Paper - DeepCache: Principled Cache for Mobile Deep Vision

  • Metadata:
    • author: Mengwei Xu, Mengze Zhu, Yunxin Liu, Felix Lin, Xuanzhe Liu
    • title: DeepCache: Principled Cache for Mobile Deep Vision
    • year: 20182018

  • Essay:
    • While mobile on-device deep learning inference has been desirable for a variety of reasons (e.g. privacy), resource intensity is still a limiting factor for most applications.
    • For video analysis, a way to reduce the processing need would be to make use of the temporal locality of video and reuse already classified regions in-between adjacent frames.
    • Caching these regions can reduce the calculations needed in a convolutional network. However, this is challenging for two reasons: The key lookup has to be based on similarity rather than identity, and performing lookups on the internal layers is difficult, as the locality there is not as clearly defined as for the input images. The presented approach, DeepCache, combats these issues by offering a robust way of identifying and merging reusable image regions and propagating the found regions through the convolution operations into deeper layers. This makes reuse for internal layers possible without requiring separate lookups and significantly boosts the potential of caching for CNNs. DeepCache manages to substantially improve on-device inference both in terms of performance and energy consumption due to the reduced processing time while taking negligible accuracy hits.
    • One of the more prominent strengths of the paper is the deployability of their approach. While a lot of papers present prototypes or have limitations in their applicability, DeepCache can be used transparently with any pre-trained models and is openly available. Their solution can be directly integrated into any project using ncnn, thereby enabling everyone to make use of the results of their research.
    • The fact that they expose their parameters (matching-threshold/blocksize) further aids the development of mobile apps. It gives developers another way to finetune the performance vs. accuracy tradeoff of their applications, which is essential when dealing with the differing hardware (camera quality, processing power) of modern smartphones.
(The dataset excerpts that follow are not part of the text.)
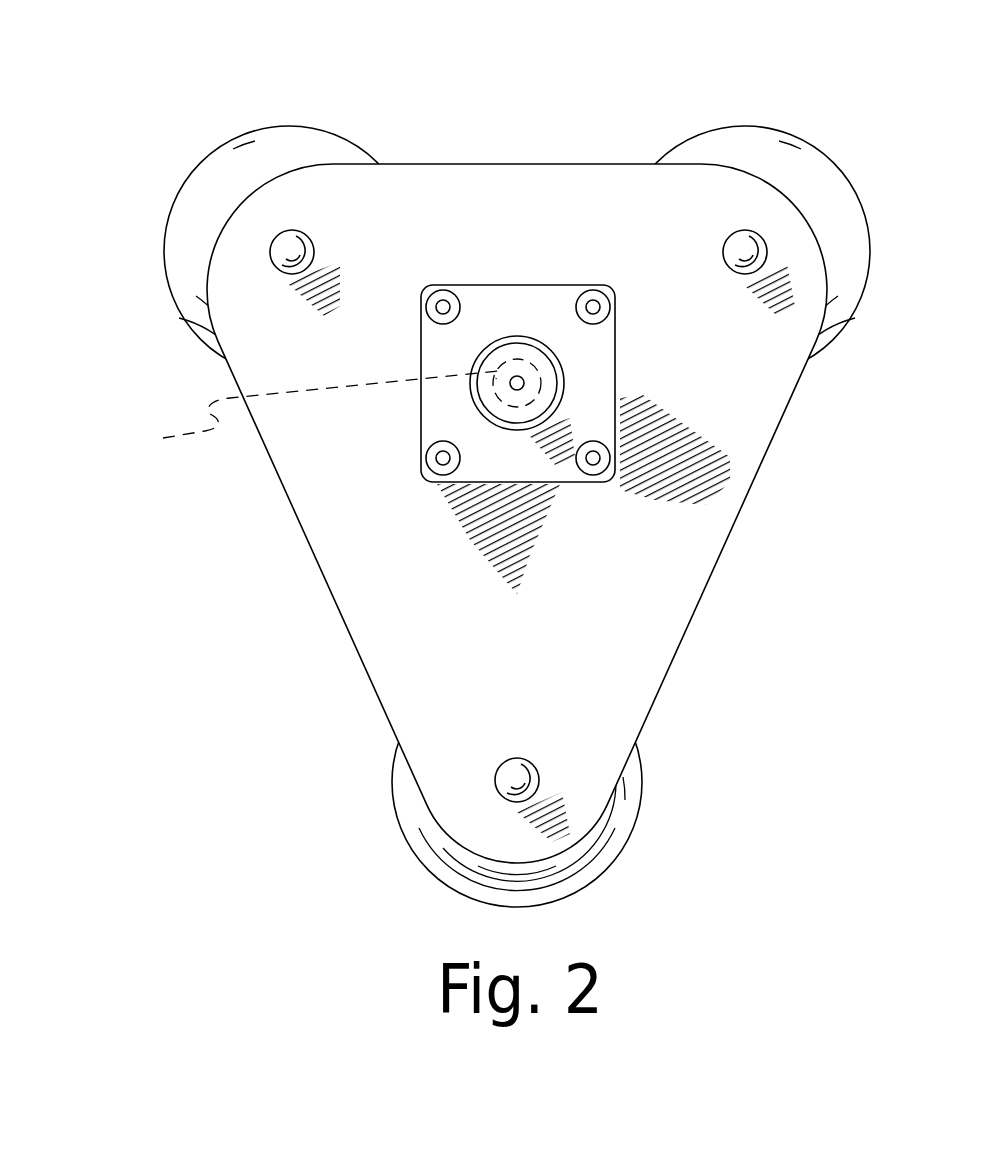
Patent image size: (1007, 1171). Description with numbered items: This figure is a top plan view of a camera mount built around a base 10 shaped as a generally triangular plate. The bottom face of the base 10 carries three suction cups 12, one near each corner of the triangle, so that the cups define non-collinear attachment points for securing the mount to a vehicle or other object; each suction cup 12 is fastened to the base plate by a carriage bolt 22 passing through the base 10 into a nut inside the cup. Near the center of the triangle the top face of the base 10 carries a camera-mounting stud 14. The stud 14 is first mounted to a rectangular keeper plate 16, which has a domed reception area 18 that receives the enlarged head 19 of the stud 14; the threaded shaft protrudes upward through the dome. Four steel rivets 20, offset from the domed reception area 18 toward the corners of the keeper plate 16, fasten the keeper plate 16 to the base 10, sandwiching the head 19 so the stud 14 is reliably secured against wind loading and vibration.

The base 10 is at (383, 633).
The suction cups 12 is at (233, 170).
The camera-mounting stud 14 is at (517, 385).
The keeper plate 16 is at (600, 357).
The domed reception area 18 is at (518, 348).
The enlarged head 19 is at (308, 415).
The rivets 20 is at (440, 297).
The carriage bolt 22 is at (270, 263).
    • One of the more interesting applications I can see for DeepCache is deconvolution. The upscaling layers in the latter part of hourglass networks transform the feature map to the dimensions of previous layers. This would relegate the problem of cache erosion (a limitation of propagating the regions into deeper layers) to the first part of the network, as the corresponding cached regions of intermediate features grow back to their previous sizes during upsampling. This change in the importance of cache erosion could impact the best merging policy for reusable blocks.
    • Also, videos that were taken with phone cameras often switch back to previous viewpoints. The introduced locality could justify the use of a more global cache rather than just using the similarities between mostly adjacent frames.
    • Funnily enough, this paper could become relevant in a project for one of my other courses. We are building an application to perform deep pose detection for performing artists on mobile devices. As the evaluation has shown, DeepCache works exceptionally well when the picture is mostly static (the background in our case). This fact, combined with the availability of their source-code, could make on-device inference a viable option for the project.